While there are still plenty of mysteries in electromagnetics, electrical engineers are sure of one thing; current is carried through materials by flowing electrons.

 In physics, Luttinger's theorem states that the number of electrons in a material is the same as the number of electrons in all of its atoms added together. Much-studied conducting materials, such as metals and semiconductors, have held true to the idea. 

Until now. For copper-containing superconductors known as cuprates, physicists have found there are not enough electrons to carry the current.   In superconductors, current flows freely without resistance and cuprate superconductors have puzzled physicists with their superconducting ability since their discovery in 1987. 

 In a new study, researchers developed a model outlining the breakdown of Luttinger's theorem that is applicable to cuprate superconductors, since the hypotheses that the theorem is built on are violated at certain energies in these materials. The group tested it and indeed found discrepancies between the measured charge and the number of mobile electrons in cuprate superconductors, defying Luttinger. 

"The story of electrical conduction in metals is told entirely in terms of electrons.
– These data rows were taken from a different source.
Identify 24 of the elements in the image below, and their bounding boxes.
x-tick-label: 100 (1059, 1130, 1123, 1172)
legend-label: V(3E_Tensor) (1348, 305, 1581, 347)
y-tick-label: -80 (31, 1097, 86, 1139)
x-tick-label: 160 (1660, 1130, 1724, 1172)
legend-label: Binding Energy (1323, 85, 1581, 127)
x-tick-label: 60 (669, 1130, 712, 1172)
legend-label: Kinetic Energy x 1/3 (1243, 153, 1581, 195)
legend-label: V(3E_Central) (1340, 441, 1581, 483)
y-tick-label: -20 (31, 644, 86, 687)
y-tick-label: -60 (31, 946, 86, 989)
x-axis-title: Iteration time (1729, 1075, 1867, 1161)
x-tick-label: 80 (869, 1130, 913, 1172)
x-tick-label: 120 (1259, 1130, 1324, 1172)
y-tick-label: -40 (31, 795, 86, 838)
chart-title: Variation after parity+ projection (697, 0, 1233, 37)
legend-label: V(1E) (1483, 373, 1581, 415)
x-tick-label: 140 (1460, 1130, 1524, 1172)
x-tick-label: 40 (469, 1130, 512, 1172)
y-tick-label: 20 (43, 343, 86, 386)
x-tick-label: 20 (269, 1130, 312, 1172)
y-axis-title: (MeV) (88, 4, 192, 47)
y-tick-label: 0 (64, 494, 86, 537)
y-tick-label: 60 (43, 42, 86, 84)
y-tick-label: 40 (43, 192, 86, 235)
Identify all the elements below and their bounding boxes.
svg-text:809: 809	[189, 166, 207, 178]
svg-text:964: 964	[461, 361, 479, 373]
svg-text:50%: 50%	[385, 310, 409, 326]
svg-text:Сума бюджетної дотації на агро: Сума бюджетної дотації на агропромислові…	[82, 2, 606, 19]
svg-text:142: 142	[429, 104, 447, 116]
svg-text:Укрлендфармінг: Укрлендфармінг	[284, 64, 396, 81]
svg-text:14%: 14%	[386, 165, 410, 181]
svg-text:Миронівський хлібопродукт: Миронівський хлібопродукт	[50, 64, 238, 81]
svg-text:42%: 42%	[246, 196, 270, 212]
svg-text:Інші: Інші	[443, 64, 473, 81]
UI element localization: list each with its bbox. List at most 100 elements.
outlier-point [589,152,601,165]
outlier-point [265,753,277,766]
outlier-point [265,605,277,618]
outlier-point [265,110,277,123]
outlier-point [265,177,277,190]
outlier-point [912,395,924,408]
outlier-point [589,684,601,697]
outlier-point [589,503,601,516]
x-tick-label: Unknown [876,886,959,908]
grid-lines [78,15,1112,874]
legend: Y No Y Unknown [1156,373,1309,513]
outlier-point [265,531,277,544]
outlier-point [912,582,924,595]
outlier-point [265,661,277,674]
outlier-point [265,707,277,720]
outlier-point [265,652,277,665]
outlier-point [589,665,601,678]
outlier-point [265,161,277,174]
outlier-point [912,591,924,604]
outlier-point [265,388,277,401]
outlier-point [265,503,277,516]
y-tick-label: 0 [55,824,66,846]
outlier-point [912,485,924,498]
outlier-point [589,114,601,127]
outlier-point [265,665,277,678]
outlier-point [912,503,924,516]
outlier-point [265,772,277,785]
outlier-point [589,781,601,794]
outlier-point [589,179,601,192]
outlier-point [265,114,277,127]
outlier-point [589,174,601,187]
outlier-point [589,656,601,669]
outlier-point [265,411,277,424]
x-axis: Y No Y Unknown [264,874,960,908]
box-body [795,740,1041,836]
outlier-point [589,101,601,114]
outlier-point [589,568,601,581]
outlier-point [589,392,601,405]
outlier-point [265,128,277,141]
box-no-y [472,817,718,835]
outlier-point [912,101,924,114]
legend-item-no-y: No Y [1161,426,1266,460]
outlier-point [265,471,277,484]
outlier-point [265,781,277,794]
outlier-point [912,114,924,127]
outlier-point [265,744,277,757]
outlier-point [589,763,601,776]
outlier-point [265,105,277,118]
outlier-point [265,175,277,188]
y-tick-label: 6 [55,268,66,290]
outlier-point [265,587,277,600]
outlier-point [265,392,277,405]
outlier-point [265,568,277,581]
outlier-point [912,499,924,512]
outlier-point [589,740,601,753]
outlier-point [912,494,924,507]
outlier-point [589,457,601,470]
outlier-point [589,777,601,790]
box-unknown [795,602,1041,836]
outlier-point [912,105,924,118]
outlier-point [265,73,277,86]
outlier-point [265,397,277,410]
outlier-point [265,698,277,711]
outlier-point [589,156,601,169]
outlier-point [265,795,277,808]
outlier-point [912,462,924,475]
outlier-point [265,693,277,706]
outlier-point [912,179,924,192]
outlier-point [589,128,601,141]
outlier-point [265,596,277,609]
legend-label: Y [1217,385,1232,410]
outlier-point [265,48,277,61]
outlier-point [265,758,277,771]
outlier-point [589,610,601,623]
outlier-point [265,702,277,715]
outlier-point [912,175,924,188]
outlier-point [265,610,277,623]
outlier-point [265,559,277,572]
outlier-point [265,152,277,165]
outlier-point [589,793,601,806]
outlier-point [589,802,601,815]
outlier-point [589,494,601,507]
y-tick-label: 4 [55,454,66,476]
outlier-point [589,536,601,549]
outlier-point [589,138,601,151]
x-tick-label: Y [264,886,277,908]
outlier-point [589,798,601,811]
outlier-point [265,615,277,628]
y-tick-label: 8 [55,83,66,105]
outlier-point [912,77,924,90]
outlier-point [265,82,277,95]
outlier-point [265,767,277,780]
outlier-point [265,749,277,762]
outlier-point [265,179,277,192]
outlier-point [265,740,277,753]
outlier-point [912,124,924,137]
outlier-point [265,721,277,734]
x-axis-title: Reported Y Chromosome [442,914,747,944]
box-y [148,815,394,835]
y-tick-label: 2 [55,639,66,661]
The cuprates show that there is something completely new to be understood beyond what electrons are doing," said Philip Phillips, a professor of physics and of chemistry at the University of Illinois.

  

Philip Phillips, a professor of physics and of chemistry at Illinois, and colleagues have found that something other than electrons carry the current in copper-containing semiconductors known as cuprates. Credit: University of Illinois

"This result is telling us that the physics cannot be described by electrons alone," Phillips said. "This means that the cuprates are even weirder than previously thought: Something other than electrons carries the current. 

"Theorists have suspected that something like this was true but no one has been able to prove it. Electrons are charged. Therefore, if an electron does not contribute to the charge count, then there is a lot of explaining to do."

Now the researchers are exploring possible candidates for current-carriers, particularly a novel kind of excitation called unparticles.